A fala da Procuradoria Geral da República;

A participação dos advogados dos Réus;

Voto do Relator;

Voto do Revisor

Votação dos Ministros.

Pela ordem de entrada o representante do Ministério Público atuou como auxiliar de acusação ao invés de representar a sociedade que é o seu dever. Fez um pronunciamento político sem demonstrar o embasamento jurídico pertinente ao indiciamento. Dizem que candidato ao posto de Aras.

Os advogados dos Réus, iniciando pelo Desembargador Sebastião Coelho da Silva, que estribado na sua experiência jurídica tinha todo um arcabouço para brilhar, como de fato o fez. O problema está no mérito do sistema.

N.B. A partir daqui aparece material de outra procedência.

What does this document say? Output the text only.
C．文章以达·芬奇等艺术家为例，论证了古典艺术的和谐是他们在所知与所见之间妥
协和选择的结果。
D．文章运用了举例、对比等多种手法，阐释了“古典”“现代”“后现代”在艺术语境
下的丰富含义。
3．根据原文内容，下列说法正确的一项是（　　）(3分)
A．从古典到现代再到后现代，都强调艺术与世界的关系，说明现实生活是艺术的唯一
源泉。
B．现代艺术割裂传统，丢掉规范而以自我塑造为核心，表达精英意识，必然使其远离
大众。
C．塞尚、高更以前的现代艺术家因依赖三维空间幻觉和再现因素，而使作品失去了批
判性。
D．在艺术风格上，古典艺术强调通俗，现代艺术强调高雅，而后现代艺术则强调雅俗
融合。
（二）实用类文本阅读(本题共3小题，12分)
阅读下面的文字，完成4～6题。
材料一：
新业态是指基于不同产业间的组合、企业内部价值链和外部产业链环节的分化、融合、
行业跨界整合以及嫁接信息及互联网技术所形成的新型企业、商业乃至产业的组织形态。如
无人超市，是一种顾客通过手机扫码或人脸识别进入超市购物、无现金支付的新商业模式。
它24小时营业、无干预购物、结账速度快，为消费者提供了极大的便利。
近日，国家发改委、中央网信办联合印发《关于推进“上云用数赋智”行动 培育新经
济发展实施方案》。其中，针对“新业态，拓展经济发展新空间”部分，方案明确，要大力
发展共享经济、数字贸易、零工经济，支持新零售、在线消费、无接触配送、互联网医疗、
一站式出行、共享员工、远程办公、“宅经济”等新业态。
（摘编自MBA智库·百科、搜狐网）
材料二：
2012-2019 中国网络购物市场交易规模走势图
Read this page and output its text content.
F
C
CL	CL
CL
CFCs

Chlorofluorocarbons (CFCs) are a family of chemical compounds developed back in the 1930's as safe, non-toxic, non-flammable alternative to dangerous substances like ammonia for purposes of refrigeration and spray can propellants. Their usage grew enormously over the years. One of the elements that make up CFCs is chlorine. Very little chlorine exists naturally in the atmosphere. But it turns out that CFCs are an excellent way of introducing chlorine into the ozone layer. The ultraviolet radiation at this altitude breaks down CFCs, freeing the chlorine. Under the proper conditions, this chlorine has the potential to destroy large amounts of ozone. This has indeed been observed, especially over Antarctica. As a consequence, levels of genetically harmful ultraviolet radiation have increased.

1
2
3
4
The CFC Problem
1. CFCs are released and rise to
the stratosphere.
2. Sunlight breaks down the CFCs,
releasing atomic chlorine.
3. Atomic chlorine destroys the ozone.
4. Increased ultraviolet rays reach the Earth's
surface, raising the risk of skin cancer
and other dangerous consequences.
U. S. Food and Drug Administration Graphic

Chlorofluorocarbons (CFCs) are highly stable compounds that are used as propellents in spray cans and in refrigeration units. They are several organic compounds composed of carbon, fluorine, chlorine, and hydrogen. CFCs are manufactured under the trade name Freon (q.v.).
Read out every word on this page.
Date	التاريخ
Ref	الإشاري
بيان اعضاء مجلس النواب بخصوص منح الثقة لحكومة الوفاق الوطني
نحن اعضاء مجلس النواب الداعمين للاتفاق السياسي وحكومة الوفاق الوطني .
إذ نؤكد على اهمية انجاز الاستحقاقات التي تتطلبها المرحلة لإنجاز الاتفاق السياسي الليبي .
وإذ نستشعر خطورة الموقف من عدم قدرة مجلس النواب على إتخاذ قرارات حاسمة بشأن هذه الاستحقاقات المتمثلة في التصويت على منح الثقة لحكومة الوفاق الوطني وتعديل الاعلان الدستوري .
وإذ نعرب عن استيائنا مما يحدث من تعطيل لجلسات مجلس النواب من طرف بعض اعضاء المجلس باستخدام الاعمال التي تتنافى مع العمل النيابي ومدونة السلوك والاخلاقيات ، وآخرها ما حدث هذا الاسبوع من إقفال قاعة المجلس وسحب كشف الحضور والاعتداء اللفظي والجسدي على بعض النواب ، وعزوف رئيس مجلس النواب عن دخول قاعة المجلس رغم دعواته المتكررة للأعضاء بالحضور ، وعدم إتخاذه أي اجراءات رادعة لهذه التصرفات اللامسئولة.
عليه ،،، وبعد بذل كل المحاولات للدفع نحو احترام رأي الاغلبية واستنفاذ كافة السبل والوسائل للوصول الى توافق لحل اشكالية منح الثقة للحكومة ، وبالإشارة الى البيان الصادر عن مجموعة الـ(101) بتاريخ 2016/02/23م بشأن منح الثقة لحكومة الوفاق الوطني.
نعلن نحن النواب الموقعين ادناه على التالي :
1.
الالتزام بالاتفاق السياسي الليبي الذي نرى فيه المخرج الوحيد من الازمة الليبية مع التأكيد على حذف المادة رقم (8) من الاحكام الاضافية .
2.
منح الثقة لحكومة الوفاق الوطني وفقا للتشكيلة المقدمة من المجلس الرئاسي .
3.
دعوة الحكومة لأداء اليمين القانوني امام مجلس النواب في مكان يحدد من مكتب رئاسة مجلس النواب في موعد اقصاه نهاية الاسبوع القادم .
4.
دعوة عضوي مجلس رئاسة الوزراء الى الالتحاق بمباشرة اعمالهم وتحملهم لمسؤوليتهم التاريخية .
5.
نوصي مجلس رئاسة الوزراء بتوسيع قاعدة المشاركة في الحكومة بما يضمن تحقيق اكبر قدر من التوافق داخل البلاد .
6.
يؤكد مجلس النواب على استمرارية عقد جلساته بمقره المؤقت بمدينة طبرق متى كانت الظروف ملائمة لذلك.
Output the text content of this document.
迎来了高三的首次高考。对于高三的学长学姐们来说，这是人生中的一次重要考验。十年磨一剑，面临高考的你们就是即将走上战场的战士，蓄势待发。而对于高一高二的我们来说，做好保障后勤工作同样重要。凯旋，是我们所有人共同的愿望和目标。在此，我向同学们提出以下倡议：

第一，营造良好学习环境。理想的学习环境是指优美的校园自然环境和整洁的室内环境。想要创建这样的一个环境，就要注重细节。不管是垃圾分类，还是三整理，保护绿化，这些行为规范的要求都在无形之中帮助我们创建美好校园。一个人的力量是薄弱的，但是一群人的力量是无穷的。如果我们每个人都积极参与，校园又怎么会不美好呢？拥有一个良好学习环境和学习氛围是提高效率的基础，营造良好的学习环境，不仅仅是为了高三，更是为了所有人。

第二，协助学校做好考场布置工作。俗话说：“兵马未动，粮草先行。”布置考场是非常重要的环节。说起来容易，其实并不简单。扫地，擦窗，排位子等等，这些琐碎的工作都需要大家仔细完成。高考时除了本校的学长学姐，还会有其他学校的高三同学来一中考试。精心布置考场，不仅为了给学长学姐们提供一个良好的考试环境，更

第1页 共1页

Em princípio a sustentação oral existe para que os senhores membros do colegiado possam formar o seu convencimento. O fato é que se concordam, sejam convencidos ou não, é uma questão de ordem pessoal e inquestionável.

O que não cabe é o Relator se pronunciar desqualificando o representante da parte, advogado, que tem o direito de se expressar da maneira que lhe seja conveniente. Não cabe sequer tecer avaliação sobre a linha de conduta da defesa, ao invés de se ater ao mérito processual.

A Defesa, em todos os processos julgados alegou a incompetência da Corte e que os casos deveriam ser julgados em primeira instância e que o Ministro Moraes deveria se declarar impedido. Aliás qualquer aluno do primário entende que não tem lógica a mesma pessoa investigar, acusar, processar e julgar, a não ser no Brasil.

Ao rebater os argumentos, Moraes citou “negacionismo” e “terraplanismo” e desrespeitosamente e de forma debochada, diz que as alegações dos defensores tentam fazer parecer que o 8 de janeiro teria sido um “domingo no parque”, acrescentando:”Então as pessoas vieram, as pessoas pegaram o ticket, entraram na fila, assim como fazem no Hopi Hari, em São Paulo, ou na Disney. Agora vamos invadir o Supremo, vamos quebrar uma coisinha ali. Agora vamos invadir o Senado, agora vamos invadir o Planalto”

E quanto ao questionamento da competência do STF.responde que “se o STF não julga, ninguém julga. Então quem sabe no próximo verão é possível uma nova excursão à praça dos Três Poderes, com uma nova invasão, destruição e tentativa de golpe,” ironizou com a pose de Poncio Pilatos no alto do parlatório.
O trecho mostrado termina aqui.